Lignocellulose biodegradation is an extracellular oxidative and hydrolytic process which requires the synthesis of ligninolytic and hydrolytic enzymes. The production and activities of these enzymes are highly regulated by physical and chemical factors including surfactants (Bansal et al., 2014; Iqbal et al., 2011). However, it is not clear how the surfactant effect reflects on the extent of lignocellulose degradation by I. obliquus under SmF and of polysaccharide production by the combination effects of surfactant supplementation and lignocellulose degradation.

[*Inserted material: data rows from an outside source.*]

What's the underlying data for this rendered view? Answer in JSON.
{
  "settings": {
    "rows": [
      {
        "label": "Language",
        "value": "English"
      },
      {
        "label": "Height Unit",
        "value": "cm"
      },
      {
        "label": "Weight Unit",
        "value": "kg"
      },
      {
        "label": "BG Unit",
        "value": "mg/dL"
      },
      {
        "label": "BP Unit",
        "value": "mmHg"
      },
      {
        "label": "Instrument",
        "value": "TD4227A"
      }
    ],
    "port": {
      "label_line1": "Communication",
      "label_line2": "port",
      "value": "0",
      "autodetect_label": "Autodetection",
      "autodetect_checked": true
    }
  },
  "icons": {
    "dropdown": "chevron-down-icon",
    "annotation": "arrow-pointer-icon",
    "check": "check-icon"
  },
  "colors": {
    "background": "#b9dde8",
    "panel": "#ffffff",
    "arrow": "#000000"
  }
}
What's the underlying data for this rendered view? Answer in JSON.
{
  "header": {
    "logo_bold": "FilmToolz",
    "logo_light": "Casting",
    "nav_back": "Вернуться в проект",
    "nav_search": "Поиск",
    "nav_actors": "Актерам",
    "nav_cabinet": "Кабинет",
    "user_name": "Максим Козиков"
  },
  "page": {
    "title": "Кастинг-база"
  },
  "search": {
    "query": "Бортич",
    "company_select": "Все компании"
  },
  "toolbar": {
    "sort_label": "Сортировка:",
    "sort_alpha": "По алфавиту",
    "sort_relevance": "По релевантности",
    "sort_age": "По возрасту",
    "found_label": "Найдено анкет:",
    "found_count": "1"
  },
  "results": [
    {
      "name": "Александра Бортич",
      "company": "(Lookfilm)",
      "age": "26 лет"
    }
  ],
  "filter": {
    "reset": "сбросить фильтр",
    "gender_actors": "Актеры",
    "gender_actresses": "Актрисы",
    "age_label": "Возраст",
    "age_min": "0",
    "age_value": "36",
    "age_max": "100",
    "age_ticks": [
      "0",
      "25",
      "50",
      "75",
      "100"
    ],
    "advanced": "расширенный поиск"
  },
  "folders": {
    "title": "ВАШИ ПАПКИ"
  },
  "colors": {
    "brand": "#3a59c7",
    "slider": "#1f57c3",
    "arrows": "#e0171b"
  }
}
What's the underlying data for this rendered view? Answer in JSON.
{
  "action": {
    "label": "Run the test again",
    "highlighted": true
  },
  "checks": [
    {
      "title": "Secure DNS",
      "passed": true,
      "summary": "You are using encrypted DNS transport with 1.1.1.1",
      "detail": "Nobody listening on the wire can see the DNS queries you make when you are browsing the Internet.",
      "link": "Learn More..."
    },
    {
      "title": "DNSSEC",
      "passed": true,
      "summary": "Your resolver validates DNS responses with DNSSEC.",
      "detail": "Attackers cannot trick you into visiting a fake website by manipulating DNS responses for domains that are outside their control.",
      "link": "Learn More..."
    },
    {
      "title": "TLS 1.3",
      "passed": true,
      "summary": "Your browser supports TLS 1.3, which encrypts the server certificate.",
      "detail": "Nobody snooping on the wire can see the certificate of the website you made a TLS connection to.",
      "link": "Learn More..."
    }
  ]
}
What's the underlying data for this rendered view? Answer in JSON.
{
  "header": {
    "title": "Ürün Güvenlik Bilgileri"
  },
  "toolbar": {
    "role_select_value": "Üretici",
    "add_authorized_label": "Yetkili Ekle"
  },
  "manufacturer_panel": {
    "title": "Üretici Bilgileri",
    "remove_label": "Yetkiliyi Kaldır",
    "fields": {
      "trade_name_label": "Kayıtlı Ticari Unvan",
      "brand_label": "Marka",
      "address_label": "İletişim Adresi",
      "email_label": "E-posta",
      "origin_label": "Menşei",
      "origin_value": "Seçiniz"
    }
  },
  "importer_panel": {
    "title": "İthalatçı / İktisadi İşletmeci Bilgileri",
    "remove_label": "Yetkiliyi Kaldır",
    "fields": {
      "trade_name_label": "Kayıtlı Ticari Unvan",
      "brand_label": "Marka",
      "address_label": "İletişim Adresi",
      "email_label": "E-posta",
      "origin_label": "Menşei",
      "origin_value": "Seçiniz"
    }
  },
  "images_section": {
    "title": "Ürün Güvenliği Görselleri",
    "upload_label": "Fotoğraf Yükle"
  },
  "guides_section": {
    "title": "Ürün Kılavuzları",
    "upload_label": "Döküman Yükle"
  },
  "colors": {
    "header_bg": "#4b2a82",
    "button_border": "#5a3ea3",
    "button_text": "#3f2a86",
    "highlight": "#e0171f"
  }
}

The aim of this study was to assess the capacity of Tween 80 to enhance the wheat straw (WS) biodegradation and in turn the exopolysaccharide (EPS) production by I. obliquus under SmF. The WS biodegradation efficiency was investigated by analyzing time-course degradation rate, chemical and surface structural changes using Fourier transform infrared spectroscopy (FTIR) and scanning electron microscopy (SEM) (Xu et al., 2017). The evolution of lignocellulolytic enzyme production was determined to explain the biodegradation efficiency affected with the presence of Tween 80. The yield and antioxidant activity of EPS were comparatively evaluated.
2. Materials and methods
2.1. Liquid fermentation
I. obliquus (CBS314.39) was incubated in the following media at 28 °C and 150 rpm in triplicate (Chen et al., 2010).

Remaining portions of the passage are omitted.